Principles for creating a single authoritative list of the world's species

Lists of species underpin many fields of human endeavour, but there are currently no universally accepted principles for deciding which biological species should be accepted when there are alternative taxonomic treatments (and, by extension, which scientific names should be applied to those species). As improvements in information technology make it easier to communicate, access, and aggregate biodiversity information, there is a need for a framework that helps taxonomists and the users of taxonomy decide which taxa and names should be used by society whilst continuing to encourage taxonomic research that leads to new species discoveries, new knowledge of species relationships, and the refinement of existing species concepts.

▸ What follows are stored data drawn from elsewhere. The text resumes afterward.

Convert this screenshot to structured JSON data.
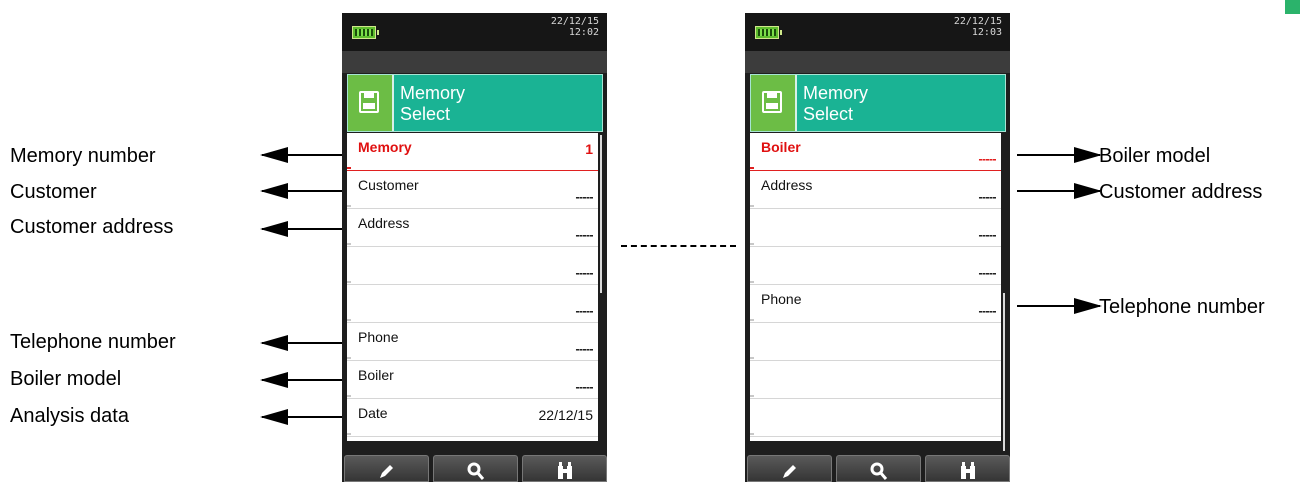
{
  "left_labels": [
    {
      "text": "Memory number"
    },
    {
      "text": "Customer"
    },
    {
      "text": "Customer address"
    },
    {
      "text": "Telephone number"
    },
    {
      "text": "Boiler model"
    },
    {
      "text": "Analysis data"
    }
  ],
  "right_labels": [
    {
      "text": "Boiler model"
    },
    {
      "text": "Customer address"
    },
    {
      "text": "Telephone number"
    }
  ],
  "screen1": {
    "date": "22/12/15",
    "time": "12:02",
    "title_line1": "Memory",
    "title_line2": "Select",
    "icon": "floppy-disk-icon",
    "rows": [
      {
        "label": "Memory",
        "value": "1",
        "selected": true
      },
      {
        "label": "Customer",
        "value": "-----"
      },
      {
        "label": "Address",
        "value": "-----"
      },
      {
        "label": "",
        "value": "-----"
      },
      {
        "label": "",
        "value": "-----"
      },
      {
        "label": "Phone",
        "value": "-----"
      },
      {
        "label": "Boiler",
        "value": "-----"
      },
      {
        "label": "Date",
        "value": "22/12/15"
      }
    ],
    "toolbar": [
      "pencil-icon",
      "magnifier-icon",
      "binoculars-icon"
    ]
  },
  "screen2": {
    "date": "22/12/15",
    "time": "12:03",
    "title_line1": "Memory",
    "title_line2": "Select",
    "icon": "floppy-disk-icon",
    "rows": [
      {
        "label": "Boiler",
        "value": "-----",
        "selected": true
      },
      {
        "label": "Address",
        "value": "-----"
      },
      {
        "label": "",
        "value": "-----"
      },
      {
        "label": "",
        "value": "-----"
      },
      {
        "label": "Phone",
        "value": "-----"
      },
      {
        "label": "",
        "value": ""
      },
      {
        "label": "",
        "value": ""
      },
      {
        "label": "",
        "value": ""
      }
    ],
    "toolbar": [
      "pencil-icon",
      "magnifier-icon",
      "binoculars-icon"
    ]
  },
  "colors": {
    "header": "#1ab394",
    "icon_bg": "#6cbd45",
    "selected": "#e01010"
  }
}
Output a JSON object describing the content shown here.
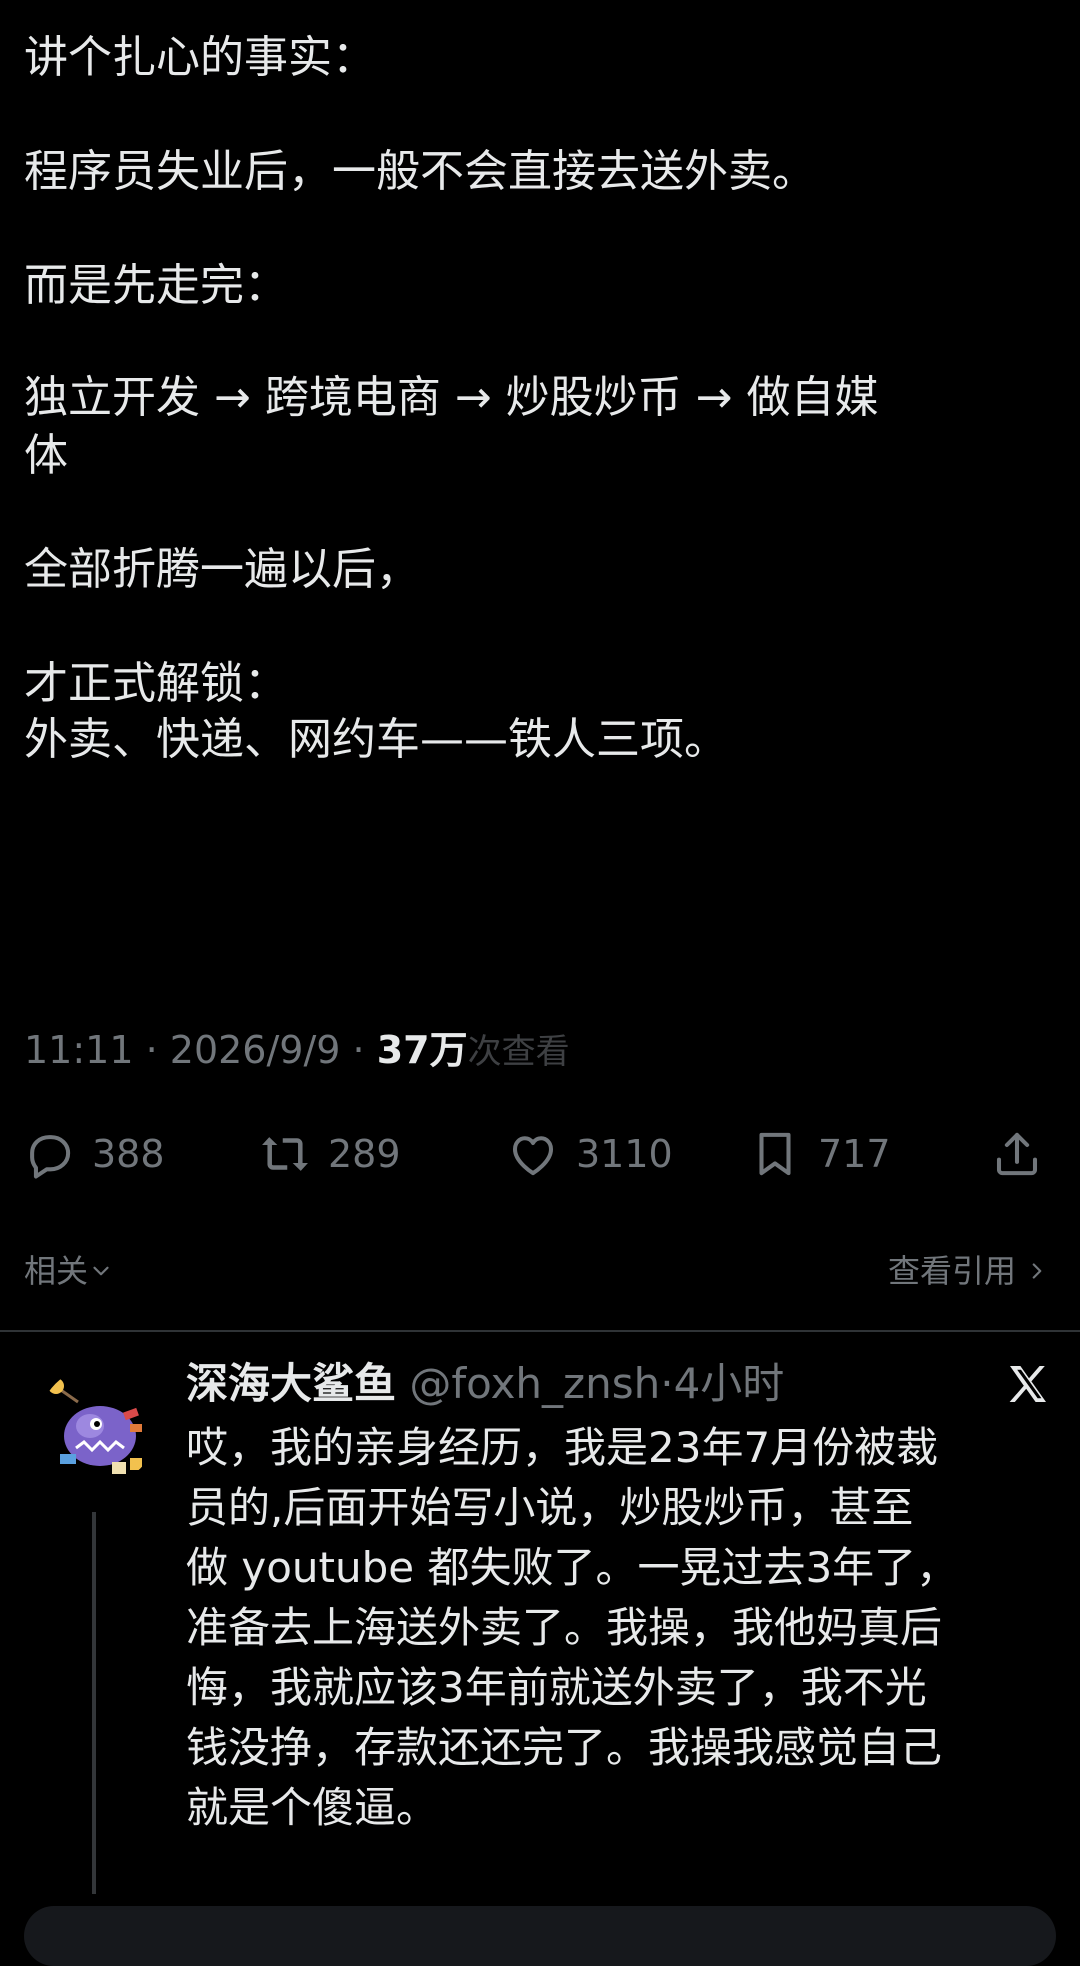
{
  "post": {
    "lines": [
      "讲个扎心的事实：",
      "程序员失业后，一般不会直接去送外卖。",
      "而是先走完：",
      "独立开发 → 跨境电商 → 炒股炒币 → 做自媒",
      "体",
      "全部折腾一遍以后，",
      "才正式解锁：",
      "外卖、快递、网约车——铁人三项。"
    ],
    "time": "11:11",
    "date": "2026/9/9",
    "views": "37万",
    "views_label": "次查看"
  },
  "actions": {
    "replies": "388",
    "reposts": "289",
    "likes": "3110",
    "bookmarks": "717"
  },
  "related": {
    "left_label": "相关",
    "right_label": "查看引用"
  },
  "reply": {
    "name": "深海大鲨鱼",
    "handle": "@foxh_znsh",
    "time": "4小时",
    "lines": [
      "哎，我的亲身经历，我是23年7月份被裁",
      "员的,后面开始写小说，炒股炒币，甚至",
      "做 youtube 都失败了。一晃过去3年了，",
      "准备去上海送外卖了。我操，我他妈真后",
      "悔，我就应该3年前就送外卖了，我不光",
      "钱没挣，存款还还完了。我操我感觉自己",
      "就是个傻逼。"
    ]
  },
  "colors": {
    "background": "#000000",
    "text": "#e7e9ea",
    "muted": "#71767b",
    "divider": "#2f3336"
  },
  "icons": [
    "reply-icon",
    "repost-icon",
    "like-icon",
    "bookmark-icon",
    "share-icon",
    "chevron-down-icon",
    "chevron-right-icon",
    "x-logo-icon"
  ]
}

Here, we present 10 principles that can underpin such a governance framework, namely (i) the species list must be based on science and free from nontaxonomic considerations and interference, (ii) governance of the species list must aim for community support and use, (iii) all decisions about list composition must be transparent, (iv) the governance of validated lists of species is separate from the governance of the names of taxa, (v) governance of lists of accepted species must not constrain academic freedom, (vi) the set of criteria considered sufficient to recognise species boundaries may appropriately vary between different taxonomic groups but should be consistent when possible, (vii) a global list must balance conflicting needs for currency and stability by having archived versions, (viii) contributors need appropriate recognition, (ix) list content should be traceable, and (x) a global listing process needs both to encompass global diversity and to accommodate local knowledge of that diversity. We conclude by outlining issues that must be resolved if such a system of taxonomic list governance and a unified list of accepted scientific names generated are to be universally adopted.

Currently there are no rules on compiling lists of accepted names of species, meaning that many people use a variety of competing lists, which results in confusion and inefficiencies. This Perspective article provides principles for developing global lists of species that are needed if such lists are to be accepted by both taxonomists and users of taxonomy.